Agreed. However I am not prepared to go into the basis for my beliefs at this time or in this forum.
A”s a practicing medicinal chemist for 17 years, I disagree with your conclusion that theoretically expected but not reported metablites are evidence of a conspiracy. In preclinical research, I spent many years looking at this type of data, and metabolite prediction is much less of a science than I felt was implied in your post.”

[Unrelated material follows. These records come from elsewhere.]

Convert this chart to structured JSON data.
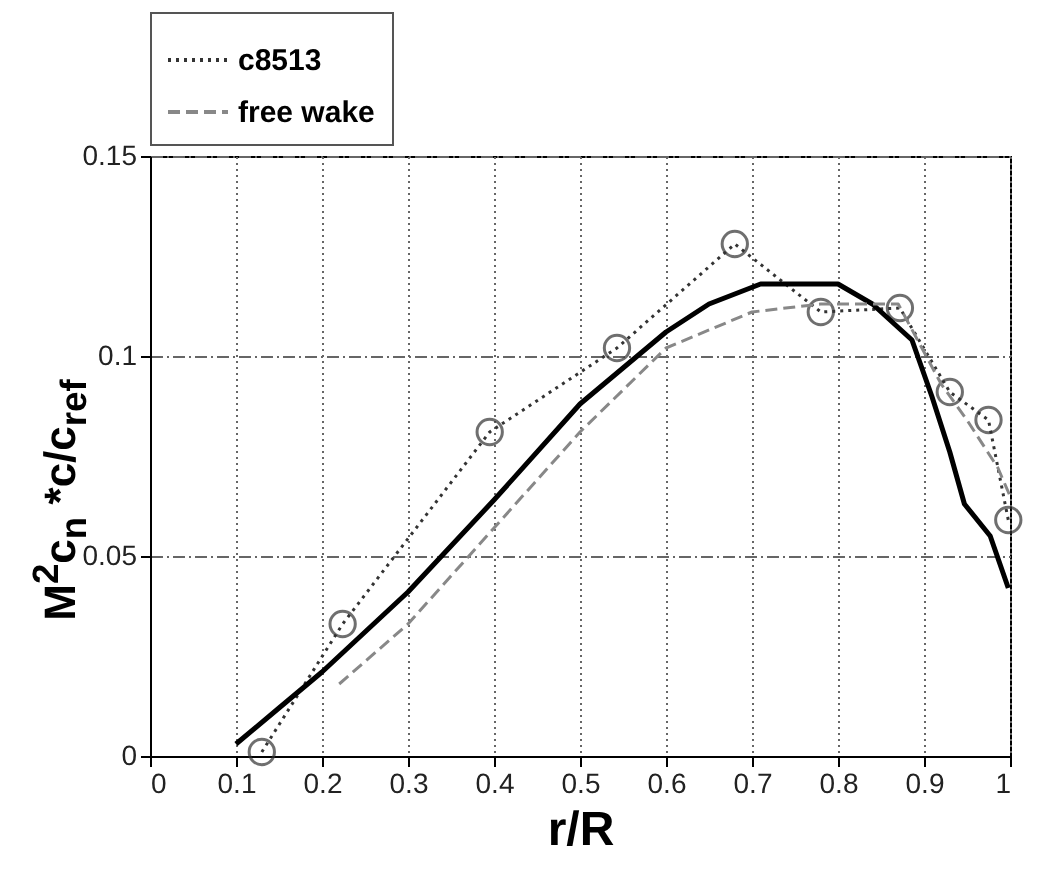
{
  "chart_data": {
    "type": "line",
    "xlabel": "r/R",
    "ylabel": "M$^{2}$c$_{n}$ *c/c$_{ref}$",
    "xlim": [
      0,
      1
    ],
    "xticks": [
      0,
      0.1,
      0.2,
      0.3,
      0.4,
      0.5,
      0.6,
      0.7,
      0.8,
      0.9,
      1
    ],
    "ylim": [
      0,
      0.15
    ],
    "yticks": [
      0,
      0.05,
      0.1,
      0.15
    ],
    "grid": true,
    "legend": "top",
    "series": [
      {
        "name": "c8513",
        "color": "#333333",
        "line_style": "dotted",
        "marker": "circle",
        "x": [
          0.13,
          0.224,
          0.395,
          0.543,
          0.68,
          0.78,
          0.872,
          0.93,
          0.975,
          0.998
        ],
        "values": [
          0.001,
          0.033,
          0.081,
          0.102,
          0.128,
          0.111,
          0.112,
          0.091,
          0.084,
          0.059
        ]
      },
      {
        "color": "#000000",
        "line_style": "solid",
        "x": [
          0.1,
          0.15,
          0.2,
          0.3,
          0.4,
          0.5,
          0.6,
          0.65,
          0.71,
          0.8,
          0.84,
          0.886,
          0.909,
          0.93,
          0.947,
          0.977,
          0.998
        ],
        "values": [
          0.003,
          0.012,
          0.021,
          0.041,
          0.064,
          0.088,
          0.106,
          0.113,
          0.118,
          0.118,
          0.113,
          0.104,
          0.09,
          0.076,
          0.063,
          0.055,
          0.042
        ]
      },
      {
        "name": "free wake",
        "color": "#888888",
        "line_style": "dashed",
        "x": [
          0.22,
          0.3,
          0.4,
          0.5,
          0.6,
          0.7,
          0.78,
          0.87,
          0.92,
          0.95,
          0.986,
          1.0
        ],
        "values": [
          0.018,
          0.033,
          0.057,
          0.081,
          0.102,
          0.111,
          0.113,
          0.113,
          0.093,
          0.084,
          0.072,
          0.065
        ]
      }
    ]
  }
}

I never claimed conspiracy and I agree that drug metabolite prediction is an inexact art and if I gave the impression that in general it was easy then forgive me. As you know I was talking about a specific group of compounds. When we have many years of experience with similar type molecules with similar pathways and the enzymes involved such as with the azepine antipsychotics then I believe we can have a fairly high confidence in being able to predict a couple of the primary pathways and the likely enzymes involved.
Salmon
Amy Philo
This is no surprise, I remember when a study showed that there was a 7-fold increased risk of breast cancer in people taking antidepressants. Also remember that study about how SSRIs interfere with tamoxifen. Psych drugs are generally cancer-causing.